Next week will mark the 72nd anniversary of the shelling by the newly created IDF of the Altalena, a ship bearing arms for the Irgun in the fight for Israel’s independence. Following the incident, the then-deputy chief of staff of the IDF gave sworn testimony accusing five senior members of the Irgun of treason. Shlomo Nakdimon, the author of a book about the Atlalena affair, argues that it’s high time that Israel formally clears their names:
The attorney general at the time, Yaakov Shapira, revealed that, “authorities considered arresting the detainees on charges of treason in the first place, but taking into account the seriousness of the charges and these daring times, authorities preferred to arrest them until they could no longer endanger the peace of the state of Israel again.” Although all five were sent home as if nothing had happened, they were left with a mark of disgrace.
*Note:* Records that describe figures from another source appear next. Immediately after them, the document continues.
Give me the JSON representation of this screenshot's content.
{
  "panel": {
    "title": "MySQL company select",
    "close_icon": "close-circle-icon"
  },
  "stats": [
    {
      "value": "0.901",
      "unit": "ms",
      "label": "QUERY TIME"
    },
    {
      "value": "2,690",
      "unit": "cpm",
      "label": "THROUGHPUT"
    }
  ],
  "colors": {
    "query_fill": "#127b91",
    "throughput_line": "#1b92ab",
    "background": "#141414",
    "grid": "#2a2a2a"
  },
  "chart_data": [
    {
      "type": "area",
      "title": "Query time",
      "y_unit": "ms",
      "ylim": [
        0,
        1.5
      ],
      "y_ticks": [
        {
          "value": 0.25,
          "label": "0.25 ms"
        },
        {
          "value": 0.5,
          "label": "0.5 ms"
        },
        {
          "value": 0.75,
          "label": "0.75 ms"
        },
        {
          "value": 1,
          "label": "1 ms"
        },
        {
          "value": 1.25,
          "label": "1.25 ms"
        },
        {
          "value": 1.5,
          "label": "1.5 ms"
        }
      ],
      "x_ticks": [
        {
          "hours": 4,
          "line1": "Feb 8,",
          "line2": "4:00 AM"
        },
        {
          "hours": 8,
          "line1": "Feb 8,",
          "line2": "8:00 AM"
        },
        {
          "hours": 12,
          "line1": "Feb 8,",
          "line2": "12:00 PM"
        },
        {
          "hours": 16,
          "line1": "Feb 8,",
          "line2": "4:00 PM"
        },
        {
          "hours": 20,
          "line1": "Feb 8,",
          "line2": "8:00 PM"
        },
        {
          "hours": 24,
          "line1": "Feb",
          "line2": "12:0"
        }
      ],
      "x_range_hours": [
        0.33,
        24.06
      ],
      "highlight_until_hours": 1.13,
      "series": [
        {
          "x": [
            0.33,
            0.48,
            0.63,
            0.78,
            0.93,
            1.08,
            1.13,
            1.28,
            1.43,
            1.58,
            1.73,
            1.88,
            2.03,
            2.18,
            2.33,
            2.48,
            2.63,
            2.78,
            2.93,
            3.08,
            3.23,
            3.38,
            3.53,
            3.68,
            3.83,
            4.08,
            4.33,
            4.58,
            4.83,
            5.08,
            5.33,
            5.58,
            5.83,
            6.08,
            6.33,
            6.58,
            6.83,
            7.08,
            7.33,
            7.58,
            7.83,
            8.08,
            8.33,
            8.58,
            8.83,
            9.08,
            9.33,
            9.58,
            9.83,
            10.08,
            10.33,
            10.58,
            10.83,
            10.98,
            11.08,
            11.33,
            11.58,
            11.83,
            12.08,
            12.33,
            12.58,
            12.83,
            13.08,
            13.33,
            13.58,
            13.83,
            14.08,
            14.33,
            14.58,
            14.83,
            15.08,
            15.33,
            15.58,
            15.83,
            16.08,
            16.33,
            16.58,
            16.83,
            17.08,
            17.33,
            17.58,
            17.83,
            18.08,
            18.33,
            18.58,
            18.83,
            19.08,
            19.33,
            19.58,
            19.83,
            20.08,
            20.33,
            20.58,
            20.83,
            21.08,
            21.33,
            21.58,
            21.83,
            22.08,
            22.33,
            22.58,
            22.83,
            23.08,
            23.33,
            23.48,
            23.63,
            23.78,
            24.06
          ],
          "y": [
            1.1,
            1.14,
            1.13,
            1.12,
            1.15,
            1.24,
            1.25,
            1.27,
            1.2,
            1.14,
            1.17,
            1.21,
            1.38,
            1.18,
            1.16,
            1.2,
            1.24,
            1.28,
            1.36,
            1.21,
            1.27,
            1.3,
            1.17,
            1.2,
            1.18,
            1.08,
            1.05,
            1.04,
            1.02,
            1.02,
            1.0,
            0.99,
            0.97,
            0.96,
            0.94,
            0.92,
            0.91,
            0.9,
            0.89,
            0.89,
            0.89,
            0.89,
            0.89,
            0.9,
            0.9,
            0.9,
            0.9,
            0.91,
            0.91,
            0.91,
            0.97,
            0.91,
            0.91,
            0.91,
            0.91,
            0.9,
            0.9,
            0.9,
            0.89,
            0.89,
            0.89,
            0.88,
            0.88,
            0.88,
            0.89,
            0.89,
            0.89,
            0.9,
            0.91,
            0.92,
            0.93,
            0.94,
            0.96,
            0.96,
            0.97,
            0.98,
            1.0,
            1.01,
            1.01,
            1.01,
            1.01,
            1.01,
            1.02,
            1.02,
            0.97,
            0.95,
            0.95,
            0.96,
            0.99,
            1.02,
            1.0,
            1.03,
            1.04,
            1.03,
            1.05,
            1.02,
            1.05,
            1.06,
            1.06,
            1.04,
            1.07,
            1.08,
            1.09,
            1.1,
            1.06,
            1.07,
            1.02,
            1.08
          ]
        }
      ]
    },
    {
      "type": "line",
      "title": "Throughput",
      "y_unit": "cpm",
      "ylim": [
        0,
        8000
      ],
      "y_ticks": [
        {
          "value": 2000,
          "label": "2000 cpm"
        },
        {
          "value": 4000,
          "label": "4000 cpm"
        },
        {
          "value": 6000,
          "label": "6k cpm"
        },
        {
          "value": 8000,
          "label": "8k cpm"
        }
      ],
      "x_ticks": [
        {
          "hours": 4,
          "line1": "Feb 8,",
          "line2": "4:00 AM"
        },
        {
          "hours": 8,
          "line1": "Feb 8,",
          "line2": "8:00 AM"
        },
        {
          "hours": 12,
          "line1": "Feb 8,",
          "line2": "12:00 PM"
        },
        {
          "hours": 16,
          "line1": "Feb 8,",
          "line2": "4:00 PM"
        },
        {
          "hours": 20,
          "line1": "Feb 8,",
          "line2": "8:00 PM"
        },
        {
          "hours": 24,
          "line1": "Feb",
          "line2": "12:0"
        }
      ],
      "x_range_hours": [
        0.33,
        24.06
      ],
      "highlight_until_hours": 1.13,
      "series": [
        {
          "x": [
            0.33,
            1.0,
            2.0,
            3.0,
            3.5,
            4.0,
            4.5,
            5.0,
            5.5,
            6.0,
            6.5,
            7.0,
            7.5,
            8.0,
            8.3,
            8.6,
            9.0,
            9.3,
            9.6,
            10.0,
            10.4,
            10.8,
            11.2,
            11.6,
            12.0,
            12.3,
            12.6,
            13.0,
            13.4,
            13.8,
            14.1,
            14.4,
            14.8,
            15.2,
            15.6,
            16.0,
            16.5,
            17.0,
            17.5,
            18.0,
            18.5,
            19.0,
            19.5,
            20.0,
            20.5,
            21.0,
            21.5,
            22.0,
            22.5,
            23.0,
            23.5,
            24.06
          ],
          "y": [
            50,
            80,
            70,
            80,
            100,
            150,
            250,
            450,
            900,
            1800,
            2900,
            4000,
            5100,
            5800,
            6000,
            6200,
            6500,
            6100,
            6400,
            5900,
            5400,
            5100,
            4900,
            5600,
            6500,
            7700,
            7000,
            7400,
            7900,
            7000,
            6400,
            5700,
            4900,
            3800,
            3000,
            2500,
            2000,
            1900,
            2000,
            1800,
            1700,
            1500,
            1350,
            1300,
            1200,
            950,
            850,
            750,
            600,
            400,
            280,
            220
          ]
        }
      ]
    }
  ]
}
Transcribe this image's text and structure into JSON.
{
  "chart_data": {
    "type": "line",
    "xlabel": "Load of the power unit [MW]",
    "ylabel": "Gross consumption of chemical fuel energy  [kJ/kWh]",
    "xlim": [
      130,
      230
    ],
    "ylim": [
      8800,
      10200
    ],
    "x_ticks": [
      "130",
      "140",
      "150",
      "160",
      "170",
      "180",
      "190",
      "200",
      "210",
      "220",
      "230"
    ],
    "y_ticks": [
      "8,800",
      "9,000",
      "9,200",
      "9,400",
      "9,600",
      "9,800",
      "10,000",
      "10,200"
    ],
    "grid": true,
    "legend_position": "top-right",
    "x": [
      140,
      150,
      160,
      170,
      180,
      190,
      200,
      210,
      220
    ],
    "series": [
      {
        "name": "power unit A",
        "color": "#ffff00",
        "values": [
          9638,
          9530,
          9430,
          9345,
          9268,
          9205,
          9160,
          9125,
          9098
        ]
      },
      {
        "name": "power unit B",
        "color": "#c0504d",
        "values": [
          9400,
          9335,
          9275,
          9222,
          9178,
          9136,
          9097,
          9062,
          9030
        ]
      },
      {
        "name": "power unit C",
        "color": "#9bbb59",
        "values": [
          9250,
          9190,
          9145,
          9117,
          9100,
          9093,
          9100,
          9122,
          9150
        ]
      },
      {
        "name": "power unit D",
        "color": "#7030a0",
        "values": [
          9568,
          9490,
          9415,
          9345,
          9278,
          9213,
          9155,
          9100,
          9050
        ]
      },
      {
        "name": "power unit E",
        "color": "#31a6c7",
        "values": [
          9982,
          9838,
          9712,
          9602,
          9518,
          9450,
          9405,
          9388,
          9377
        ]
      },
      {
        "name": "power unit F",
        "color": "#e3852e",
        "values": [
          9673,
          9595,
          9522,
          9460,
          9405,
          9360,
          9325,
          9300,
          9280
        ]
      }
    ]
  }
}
I raised the issue in my last letter to the former IDF chief of staff Gadi Eisenkot, requesting that their names be cleared.
The request was forwarded to the IDF’s Department of History and a month later, I received an answer from the chief of staff’s bureau, saying that, “the five Irgun fighters . . . were released to their homes without any criminal proceedings against them. The prime minister and defense minister, David Ben-Gurion, sought to integrate them in senior positions in the IDF, hence our understanding is that his conduct removed any blemish from them.”
The five were Yaakov Meridor, later Israel’s finance minister; Hillel Kook, a member of the first Knesset; his fellow Knesset member, and the Altalena’s captain, Eliyahu Lenkin; Bezalel Amitsur, who oversaw the integration of Irgun fighters in the IDF; and Moshe Ḥason, who did not enter public life.